# I Measurement in QM

1. Jun 23, 2017

### Silviu

<Moderator's note: two essentially very similar threads merged.>

Hello! I am a bit confused about the idea of measurement in QM. As far as I understand, if you measure the position of a particle, the wavefunction of that particle changes into a delta function, and thus the particle gets localized. Now, let's say we have a particle in a box in a state with 3 main peaks ($\psi_3$). If we look at the main peak let's say (so the center of the box) and see the particle, the wave function collapsed at that point. But what happens if we don't see it there? Obviously, the wavefunction changes, as we know for sure that the probability of the particle being at that point is 0 now, but how is the wave function changed? Does it turn into a delta function at a random point, different from the one where we measured, or what?

Last edited by a moderator: Jun 23, 2017
2. Jun 23, 2017

### Silviu

As far as I understood, in real world the wave function of a particle can have non-zero probability at any point in space. So if 2 observers at 2 ends of the universe observe this particle and one of them sees it (so the wave function collapses at his location) what happens to the other observer? Does the information within the wavefunction travels at an infinit speed (i.e. the value of the wavefuntion at the second observer gets instantaneously 0?)?

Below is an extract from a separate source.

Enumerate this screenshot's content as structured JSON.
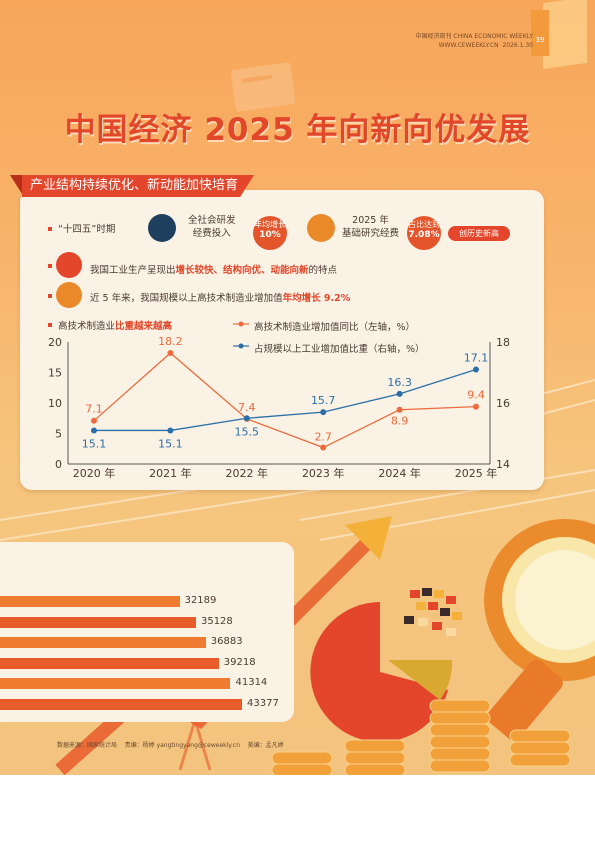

Last edited by a moderator: Jun 23, 2017
3. Jun 23, 2017

### Jilang

Now just how are you planning to enter that box?

4. Jun 23, 2017

### Silviu

That was just an example. My question was what happens to the wave function if you don't see the particle at a point where the probability to find it was different from zero, before measurement.

5. Jun 23, 2017

### Jilang

The wavefunction will evolve from that starting point and quickly settle down again.

6. Jun 23, 2017

### Silviu

But what is that starting point? Like assuming that before the measurement, the probability of finding the particle at position $x_0$ was 1/4. After the measurement, as the observer didn't see the particle, the probability goes to 0 (right?). However the wavefunction still needs to be continuous, so yeah, it gets equal to 0 at $x_0$, but how does it behave at all the other points, what shape does it take?

7. Jun 23, 2017

### Orodruin

Staff Emeritus
Measurements and decoherence are generally complicated issues. Using some simplification, the state is projected onto the subspace of states compatible with your measurement.

8. Jun 23, 2017

### Silviu

What about the speed at which the wave function collapses?

9. Jun 24, 2017

### Jilang

I would think it is the same as before with a little sliver missing.

10. Jun 24, 2017

### Silviu

Well I think so, too. But how do u express it mathematically? Like when u see it, it becomes a delta function. But when you don't see it, how do you describe it mathematically. So in the example I gave with 3 peaks in a particle in a box (assuming you can get inside the box :D), if I measure at the center of the box and I don't see anything and right after that I measure somewhere random in the first 1/3 of the box. Initially I had a chance of 1/3 to find the particle there, but now, after I measure the center without seeing anything, what are the chances to find the particle in the first 1/3 of the box (I assume it can't be also 1/3, otherwise it would mean that my first measurement had no influence on the wave function).

11. Jun 24, 2017

### Jilang

I would go with the initial wavefunction less the delta function.

12. Jun 24, 2017

### Silviu

What do you mean by "less the delta function"? Something like $\psi(x) - \delta(x_0)$?

13. Jun 24, 2017

### Jilang

Yes.

14. Jun 24, 2017

### Silviu

But this is wrong. First, if you do the integral over space, you don't get 1 as the integral of $\psi$ is 1 (as it is the same function as before, except for 1 point), but the integral of delta function is also 1, so you get 0 in the end (let me know if there is something wrong about this reason). Secondly if you take the limit of $\psi(x)$ as $x \to x_0$, one can see that the function is not continuous at $x_0$, but it should be even after the measurement. So I am pretty sure this is not the mathematical form of the wavefunction after the measurement

15. Jun 24, 2017

### Jilang

Agreed, If the amplitude reduces in a certain region it would need to increase elsewhere to be normalised. Why do you think the wavefunction is then discontinuous?

16. Jun 24, 2017

### Silviu

Yes! This is what I am asking. Where and why is that part of the wavefunction (which is now 0 for sure) distributed?

17. Jun 24, 2017

### Jilang

All over, it all increases a bit.

18. Jun 24, 2017

### Silviu

No! This is not possible, because of the continuity. At the points around the point where we measured, the value of the wavefunction must decrease, otherwise we have a discontinuity at $x_0$, so it can't increases all over the place. So there are points where it goes up and points where it goes down, but again, how do you express it mathematically?

19. Jun 24, 2017

### Jilang

You will appreciate that the wavefunction would evolve as expected (by the equations) only if the system is not tampered with?

20. Jun 24, 2017

### Silviu

I am not sure I understand your question.